Anomalous Pseudoscalar-Photon Vertex In and Out of Equilibrium

TL;DR

This paper investigates how the anomalous pseudoscalar-photon vertex behaves in and out of equilibrium within a quark model, revealing medium-induced modifications and potential for enhanced isospin breaking during rapid chiral transitions.

Contribution

It provides a detailed analysis of the in-medium modifications of the pseudoscalar-photon vertex, especially during out-of-equilibrium chiral phase transitions, highlighting the impact on isospin breaking and pion condensate formation.

Findings

Equilibrium vertex vanishes near the chiral transition in the chiral limit.

Out-of-equilibrium chiral transition significantly alters the vertex and quark propagators.

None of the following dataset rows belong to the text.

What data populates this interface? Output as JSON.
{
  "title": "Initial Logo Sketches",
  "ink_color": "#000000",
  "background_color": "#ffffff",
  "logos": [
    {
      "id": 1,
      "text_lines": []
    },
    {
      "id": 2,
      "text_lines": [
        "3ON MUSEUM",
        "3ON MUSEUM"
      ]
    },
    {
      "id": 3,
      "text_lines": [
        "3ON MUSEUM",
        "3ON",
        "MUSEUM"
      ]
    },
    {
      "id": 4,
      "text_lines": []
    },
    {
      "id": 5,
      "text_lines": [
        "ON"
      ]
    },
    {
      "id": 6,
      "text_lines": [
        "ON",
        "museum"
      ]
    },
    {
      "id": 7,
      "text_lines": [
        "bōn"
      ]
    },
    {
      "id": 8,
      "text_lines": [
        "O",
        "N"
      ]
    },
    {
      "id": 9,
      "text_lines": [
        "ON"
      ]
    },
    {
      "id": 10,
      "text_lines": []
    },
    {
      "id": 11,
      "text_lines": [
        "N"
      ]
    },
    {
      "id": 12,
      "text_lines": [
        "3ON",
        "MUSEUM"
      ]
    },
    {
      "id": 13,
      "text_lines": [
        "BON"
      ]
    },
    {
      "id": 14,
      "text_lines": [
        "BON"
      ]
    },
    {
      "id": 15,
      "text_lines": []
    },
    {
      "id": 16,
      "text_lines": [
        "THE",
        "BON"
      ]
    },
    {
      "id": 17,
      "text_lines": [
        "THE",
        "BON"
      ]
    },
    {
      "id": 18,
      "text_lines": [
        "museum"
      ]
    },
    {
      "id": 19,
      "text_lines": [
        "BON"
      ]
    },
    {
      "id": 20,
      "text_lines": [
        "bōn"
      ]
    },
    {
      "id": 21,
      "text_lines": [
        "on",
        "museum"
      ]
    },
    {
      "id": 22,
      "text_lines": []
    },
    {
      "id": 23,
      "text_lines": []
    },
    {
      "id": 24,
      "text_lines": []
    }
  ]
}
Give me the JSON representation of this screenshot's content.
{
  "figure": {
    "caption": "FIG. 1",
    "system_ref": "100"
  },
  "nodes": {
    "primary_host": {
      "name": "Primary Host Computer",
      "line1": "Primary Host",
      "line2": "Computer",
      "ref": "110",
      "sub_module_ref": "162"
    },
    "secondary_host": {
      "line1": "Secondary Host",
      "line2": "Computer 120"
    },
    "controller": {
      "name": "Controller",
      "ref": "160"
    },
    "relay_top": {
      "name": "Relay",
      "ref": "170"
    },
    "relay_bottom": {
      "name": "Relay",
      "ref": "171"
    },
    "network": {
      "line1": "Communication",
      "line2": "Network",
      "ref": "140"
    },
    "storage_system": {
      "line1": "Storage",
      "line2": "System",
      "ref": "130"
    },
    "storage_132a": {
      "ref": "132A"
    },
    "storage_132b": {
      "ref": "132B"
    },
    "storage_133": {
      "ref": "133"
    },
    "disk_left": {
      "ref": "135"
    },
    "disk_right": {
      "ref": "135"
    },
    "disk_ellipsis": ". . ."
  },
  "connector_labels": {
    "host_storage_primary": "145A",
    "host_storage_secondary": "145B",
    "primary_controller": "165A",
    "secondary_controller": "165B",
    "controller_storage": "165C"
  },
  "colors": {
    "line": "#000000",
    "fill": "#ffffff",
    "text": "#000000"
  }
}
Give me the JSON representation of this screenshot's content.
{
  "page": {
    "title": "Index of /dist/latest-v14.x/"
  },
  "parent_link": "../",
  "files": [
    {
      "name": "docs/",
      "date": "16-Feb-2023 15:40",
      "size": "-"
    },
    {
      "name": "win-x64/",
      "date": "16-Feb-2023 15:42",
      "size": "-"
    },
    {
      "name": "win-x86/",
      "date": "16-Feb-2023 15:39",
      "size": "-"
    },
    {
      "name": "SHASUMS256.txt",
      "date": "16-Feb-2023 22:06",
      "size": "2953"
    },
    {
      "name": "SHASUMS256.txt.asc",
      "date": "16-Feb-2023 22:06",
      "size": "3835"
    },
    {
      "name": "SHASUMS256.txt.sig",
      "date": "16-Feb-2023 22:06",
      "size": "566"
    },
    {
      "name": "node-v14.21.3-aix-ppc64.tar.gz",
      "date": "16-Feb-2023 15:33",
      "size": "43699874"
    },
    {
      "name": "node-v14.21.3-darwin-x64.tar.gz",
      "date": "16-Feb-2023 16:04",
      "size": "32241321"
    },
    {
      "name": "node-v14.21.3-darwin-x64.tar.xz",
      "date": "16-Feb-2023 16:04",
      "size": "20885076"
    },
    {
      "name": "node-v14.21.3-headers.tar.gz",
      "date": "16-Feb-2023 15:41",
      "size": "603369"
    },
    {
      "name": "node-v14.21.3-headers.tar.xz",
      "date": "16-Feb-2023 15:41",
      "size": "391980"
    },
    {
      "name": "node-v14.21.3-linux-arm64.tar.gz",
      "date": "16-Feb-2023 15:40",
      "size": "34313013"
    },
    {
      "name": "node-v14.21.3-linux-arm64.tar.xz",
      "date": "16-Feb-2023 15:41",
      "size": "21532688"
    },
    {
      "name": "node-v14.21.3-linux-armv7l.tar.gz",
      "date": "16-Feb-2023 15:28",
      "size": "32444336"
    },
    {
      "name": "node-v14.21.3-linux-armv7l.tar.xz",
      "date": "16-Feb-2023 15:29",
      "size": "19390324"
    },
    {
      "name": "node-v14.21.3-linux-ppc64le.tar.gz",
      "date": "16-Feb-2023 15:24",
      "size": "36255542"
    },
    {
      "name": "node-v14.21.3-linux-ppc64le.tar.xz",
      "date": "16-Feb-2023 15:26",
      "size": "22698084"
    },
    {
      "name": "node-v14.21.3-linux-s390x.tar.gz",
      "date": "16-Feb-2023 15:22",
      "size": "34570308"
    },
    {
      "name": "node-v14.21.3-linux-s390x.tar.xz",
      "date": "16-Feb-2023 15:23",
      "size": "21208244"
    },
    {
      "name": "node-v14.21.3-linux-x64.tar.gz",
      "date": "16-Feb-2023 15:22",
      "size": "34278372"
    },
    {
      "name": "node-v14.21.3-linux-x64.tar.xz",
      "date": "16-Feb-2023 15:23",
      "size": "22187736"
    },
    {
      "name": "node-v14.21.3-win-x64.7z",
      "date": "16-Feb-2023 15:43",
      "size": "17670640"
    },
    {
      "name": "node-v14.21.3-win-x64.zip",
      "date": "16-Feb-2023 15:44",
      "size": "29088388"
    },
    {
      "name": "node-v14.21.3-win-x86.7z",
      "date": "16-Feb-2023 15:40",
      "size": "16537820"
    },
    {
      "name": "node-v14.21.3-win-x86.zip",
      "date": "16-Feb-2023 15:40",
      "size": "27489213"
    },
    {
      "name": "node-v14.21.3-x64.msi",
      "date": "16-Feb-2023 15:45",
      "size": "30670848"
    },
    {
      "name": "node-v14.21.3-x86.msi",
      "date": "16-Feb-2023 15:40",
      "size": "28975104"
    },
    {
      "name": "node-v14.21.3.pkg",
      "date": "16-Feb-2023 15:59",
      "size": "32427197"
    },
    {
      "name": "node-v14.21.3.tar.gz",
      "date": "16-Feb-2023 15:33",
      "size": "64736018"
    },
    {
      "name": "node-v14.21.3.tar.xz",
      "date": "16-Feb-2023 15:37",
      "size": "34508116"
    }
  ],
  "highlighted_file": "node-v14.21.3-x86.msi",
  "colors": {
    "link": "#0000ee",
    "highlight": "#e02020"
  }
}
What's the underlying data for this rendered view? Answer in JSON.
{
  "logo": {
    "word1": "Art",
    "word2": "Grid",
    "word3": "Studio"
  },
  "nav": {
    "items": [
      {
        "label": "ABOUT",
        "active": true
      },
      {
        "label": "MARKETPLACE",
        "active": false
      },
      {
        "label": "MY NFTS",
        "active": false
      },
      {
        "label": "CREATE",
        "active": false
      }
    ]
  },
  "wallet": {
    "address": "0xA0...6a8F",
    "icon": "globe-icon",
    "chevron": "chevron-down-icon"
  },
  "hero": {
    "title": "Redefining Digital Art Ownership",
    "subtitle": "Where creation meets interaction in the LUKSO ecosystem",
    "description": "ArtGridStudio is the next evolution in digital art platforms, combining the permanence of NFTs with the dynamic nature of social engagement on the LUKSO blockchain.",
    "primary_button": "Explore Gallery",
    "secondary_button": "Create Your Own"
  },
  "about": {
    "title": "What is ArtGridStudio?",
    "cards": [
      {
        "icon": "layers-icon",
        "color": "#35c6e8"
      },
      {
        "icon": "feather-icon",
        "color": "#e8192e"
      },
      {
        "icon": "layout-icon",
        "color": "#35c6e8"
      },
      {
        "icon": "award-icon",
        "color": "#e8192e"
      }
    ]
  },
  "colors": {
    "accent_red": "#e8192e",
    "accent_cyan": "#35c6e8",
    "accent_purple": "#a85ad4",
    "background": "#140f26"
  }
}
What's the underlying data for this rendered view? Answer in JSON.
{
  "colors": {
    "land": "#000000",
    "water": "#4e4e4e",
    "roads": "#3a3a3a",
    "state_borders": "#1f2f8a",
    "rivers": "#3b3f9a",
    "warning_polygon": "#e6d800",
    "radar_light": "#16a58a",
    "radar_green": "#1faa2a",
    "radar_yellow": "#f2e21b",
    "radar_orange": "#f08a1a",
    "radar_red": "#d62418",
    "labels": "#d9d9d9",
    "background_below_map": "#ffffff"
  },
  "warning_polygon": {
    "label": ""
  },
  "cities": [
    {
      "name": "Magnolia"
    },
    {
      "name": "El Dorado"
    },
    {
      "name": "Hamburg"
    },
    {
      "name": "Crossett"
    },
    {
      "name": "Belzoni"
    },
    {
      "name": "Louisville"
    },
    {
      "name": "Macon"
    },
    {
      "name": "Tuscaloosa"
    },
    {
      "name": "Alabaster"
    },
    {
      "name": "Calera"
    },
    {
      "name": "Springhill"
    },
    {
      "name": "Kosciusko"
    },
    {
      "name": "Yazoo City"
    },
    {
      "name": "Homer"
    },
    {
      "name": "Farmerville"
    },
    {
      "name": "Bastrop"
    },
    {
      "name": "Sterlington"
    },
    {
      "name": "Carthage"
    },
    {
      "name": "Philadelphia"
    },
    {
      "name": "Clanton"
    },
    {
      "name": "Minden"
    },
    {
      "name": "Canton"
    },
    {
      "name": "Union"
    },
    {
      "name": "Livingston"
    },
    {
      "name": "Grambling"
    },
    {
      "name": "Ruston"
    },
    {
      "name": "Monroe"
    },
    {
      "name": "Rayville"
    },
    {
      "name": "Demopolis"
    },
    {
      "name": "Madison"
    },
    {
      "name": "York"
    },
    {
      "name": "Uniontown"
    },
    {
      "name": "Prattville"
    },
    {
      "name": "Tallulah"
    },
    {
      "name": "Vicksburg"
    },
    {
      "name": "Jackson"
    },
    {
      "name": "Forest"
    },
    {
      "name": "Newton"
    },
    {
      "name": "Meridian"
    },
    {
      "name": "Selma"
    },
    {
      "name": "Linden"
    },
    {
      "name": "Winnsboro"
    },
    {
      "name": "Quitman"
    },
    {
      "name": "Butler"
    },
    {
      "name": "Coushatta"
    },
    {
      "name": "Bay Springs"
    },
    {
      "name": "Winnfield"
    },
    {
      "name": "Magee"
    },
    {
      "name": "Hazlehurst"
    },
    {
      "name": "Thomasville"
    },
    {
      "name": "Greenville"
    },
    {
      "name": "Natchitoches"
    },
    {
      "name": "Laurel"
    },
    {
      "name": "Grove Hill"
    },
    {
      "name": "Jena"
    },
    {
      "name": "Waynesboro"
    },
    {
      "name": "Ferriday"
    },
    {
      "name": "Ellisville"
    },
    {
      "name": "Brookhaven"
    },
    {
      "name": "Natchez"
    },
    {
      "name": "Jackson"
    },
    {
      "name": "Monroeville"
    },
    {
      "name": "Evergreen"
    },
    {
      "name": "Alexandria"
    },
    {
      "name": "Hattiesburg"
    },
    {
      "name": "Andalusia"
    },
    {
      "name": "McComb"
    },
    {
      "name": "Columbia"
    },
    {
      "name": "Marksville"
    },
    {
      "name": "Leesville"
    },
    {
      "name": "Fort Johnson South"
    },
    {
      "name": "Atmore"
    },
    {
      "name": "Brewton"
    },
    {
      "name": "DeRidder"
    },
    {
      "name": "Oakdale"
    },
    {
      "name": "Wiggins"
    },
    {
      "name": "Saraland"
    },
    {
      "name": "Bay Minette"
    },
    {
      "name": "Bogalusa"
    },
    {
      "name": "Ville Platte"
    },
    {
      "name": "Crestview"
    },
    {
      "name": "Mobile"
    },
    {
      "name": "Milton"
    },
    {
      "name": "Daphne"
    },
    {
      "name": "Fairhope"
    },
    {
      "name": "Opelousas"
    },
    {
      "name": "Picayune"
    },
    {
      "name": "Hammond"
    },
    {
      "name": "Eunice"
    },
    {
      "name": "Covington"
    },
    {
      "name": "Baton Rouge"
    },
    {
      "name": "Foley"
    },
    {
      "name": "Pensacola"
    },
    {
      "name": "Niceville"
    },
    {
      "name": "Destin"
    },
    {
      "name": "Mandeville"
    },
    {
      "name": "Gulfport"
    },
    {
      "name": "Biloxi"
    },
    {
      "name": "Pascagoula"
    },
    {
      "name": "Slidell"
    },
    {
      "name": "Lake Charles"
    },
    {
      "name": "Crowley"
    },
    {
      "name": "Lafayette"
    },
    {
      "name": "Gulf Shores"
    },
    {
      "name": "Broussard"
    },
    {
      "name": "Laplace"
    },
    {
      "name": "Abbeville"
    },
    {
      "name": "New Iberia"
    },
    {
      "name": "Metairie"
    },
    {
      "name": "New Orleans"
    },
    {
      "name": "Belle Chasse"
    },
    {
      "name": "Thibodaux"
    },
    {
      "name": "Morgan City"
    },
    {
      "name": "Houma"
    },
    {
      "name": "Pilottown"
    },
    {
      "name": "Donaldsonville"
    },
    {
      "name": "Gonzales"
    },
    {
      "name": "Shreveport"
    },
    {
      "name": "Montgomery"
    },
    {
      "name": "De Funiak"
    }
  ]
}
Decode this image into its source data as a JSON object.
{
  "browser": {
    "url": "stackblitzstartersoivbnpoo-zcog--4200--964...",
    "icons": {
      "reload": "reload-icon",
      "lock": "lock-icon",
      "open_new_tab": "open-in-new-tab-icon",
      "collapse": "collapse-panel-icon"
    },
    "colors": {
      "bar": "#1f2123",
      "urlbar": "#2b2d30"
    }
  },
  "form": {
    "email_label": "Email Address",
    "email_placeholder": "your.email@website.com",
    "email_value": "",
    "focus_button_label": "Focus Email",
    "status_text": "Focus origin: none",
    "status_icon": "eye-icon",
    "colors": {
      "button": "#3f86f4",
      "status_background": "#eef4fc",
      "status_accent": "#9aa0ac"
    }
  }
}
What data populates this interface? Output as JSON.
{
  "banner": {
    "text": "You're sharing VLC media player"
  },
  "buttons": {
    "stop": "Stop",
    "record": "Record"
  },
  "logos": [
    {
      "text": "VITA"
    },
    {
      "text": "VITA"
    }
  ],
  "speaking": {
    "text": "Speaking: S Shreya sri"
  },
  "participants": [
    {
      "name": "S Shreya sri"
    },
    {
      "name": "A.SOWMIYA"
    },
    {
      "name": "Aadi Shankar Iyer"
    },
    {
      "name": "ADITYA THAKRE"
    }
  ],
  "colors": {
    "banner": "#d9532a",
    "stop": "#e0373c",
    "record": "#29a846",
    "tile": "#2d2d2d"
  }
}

Potential enhancement of isospin breaking and neutral pion condensate formation.

Abstract

The anomalous pseudoscalar-photon vertex is studied in real time in and out of equilibrium in a constituent quark model. The goal is to understand the in-medium modifications of this vertex, exploring the possibility of enhanced isospin breaking by electromagnetic effects as well as the formation of neutral pion condensates in a rapid chiral phase transition in peripheral, ultrarelativistic heavy-ion collisions. In equilibrium the effective vertex is afflicted by infrared and collinear singularities that require hard thermal loop (HTL) and width corrections of the quark propagator. The resummed effective equilibrium vertex vanishes near the chiral transition in the chiral limit. In a strongly out of equilibrium chiral phase transition we find that the chiral condensate drastically modifies the quark propagators and the effective vertex. The ensuing dynamics for the neutral pion results in a potential enhancement of isospin breaking and the formation of $\pi^0$ condensates. While the anomaly equation and the axial Ward identity are not modified by the medium in or out of equilibrium, the effective real-time pseudoscalar-photon vertex is sensitive to low energy physics.